I’ve been blessed by notes and letters, so it’s not surprising that I want to bless others through my own writing. And I want to encourage you to write as you serve the church while preparing for ministry.

Why write? After all, it’s so easy to call or email.

Several reasons:

  • Notes and letters take time and effort to compose, a fact not lost on me when I discover a letter in my mailbox. Someone has given of himself in my behalf.
  • Notes and letters are easily accessible. Put them on your desk or nightstand. Read and reread them. “Gracious words are like a honeycomb, sweetness to the soul and health to the body” (Proverbs 16:24).
  • Notes and letters endure. I have letters that I’ve kept for more than fifty years.

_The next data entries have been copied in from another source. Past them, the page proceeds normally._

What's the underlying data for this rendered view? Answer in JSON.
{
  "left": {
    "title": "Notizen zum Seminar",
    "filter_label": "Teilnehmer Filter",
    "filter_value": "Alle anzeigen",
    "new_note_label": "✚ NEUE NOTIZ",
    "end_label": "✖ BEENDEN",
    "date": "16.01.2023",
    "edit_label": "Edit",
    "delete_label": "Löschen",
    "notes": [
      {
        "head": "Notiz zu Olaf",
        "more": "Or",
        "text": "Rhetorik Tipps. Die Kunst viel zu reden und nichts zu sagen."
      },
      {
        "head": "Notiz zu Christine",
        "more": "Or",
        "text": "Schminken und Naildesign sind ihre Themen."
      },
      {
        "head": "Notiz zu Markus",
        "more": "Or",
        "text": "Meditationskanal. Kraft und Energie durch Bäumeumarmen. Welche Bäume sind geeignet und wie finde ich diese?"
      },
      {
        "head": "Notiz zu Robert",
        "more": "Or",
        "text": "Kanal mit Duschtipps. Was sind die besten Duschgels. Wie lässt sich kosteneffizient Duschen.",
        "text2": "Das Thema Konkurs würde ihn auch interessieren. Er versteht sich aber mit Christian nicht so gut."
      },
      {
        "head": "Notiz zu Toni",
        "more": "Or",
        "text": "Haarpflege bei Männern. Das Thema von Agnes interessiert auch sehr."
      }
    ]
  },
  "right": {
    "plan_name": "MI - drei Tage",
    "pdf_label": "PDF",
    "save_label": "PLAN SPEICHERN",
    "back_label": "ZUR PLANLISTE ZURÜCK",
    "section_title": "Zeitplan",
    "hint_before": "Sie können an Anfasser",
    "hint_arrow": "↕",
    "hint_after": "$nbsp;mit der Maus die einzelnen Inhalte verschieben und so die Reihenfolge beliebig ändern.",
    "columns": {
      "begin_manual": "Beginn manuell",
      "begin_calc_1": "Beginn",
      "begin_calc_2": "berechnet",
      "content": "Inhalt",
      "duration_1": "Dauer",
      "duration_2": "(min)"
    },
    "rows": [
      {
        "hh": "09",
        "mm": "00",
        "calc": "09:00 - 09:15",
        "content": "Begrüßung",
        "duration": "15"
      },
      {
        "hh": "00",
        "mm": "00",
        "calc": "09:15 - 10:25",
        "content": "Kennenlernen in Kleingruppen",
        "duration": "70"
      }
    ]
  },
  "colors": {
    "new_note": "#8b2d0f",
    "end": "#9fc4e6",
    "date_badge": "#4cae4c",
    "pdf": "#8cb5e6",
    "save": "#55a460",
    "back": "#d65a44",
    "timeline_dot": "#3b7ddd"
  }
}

One, a lengthy letter from my Dad, was written to answer questions I asked about military service. Though he’s no longer with me, his voice continues to speak through the written word.

When to write:

  • To say “thank you.” We should thank others for gifts of kindness. We owe it to those who’ve gone out of their way to be kind to us. And saying thank you is good for us. Isn’t thanksgiving the remedy for a complaining spirit? Writing thank you notes is one way to cultivate a lifestyle of gratitude.
  • To congratulate. Celebrate promotions, achievements, and recognitions. Rejoice with those who rejoice.
  • To express sympathy. Mourn with those who mourn. Take the time to think about someone who has gone to be with the Lord, and put your memories and gratitude for his life into words. Pass those words along to a grieving family.
  • To celebrate birthdays and anniversaries. On those occasions, I write about a virtue I see in a someone’s life. I want to lift the spirits of a dear believer by letting him know that I see the grace of God at work in his life.

Notes and letters strengthen the bonds of affection between pastors and their people. Keep your eyes open. Look for opportunities to write. Make writing one of the ways you enjoy the congregation God has entrusted to your pastoral care.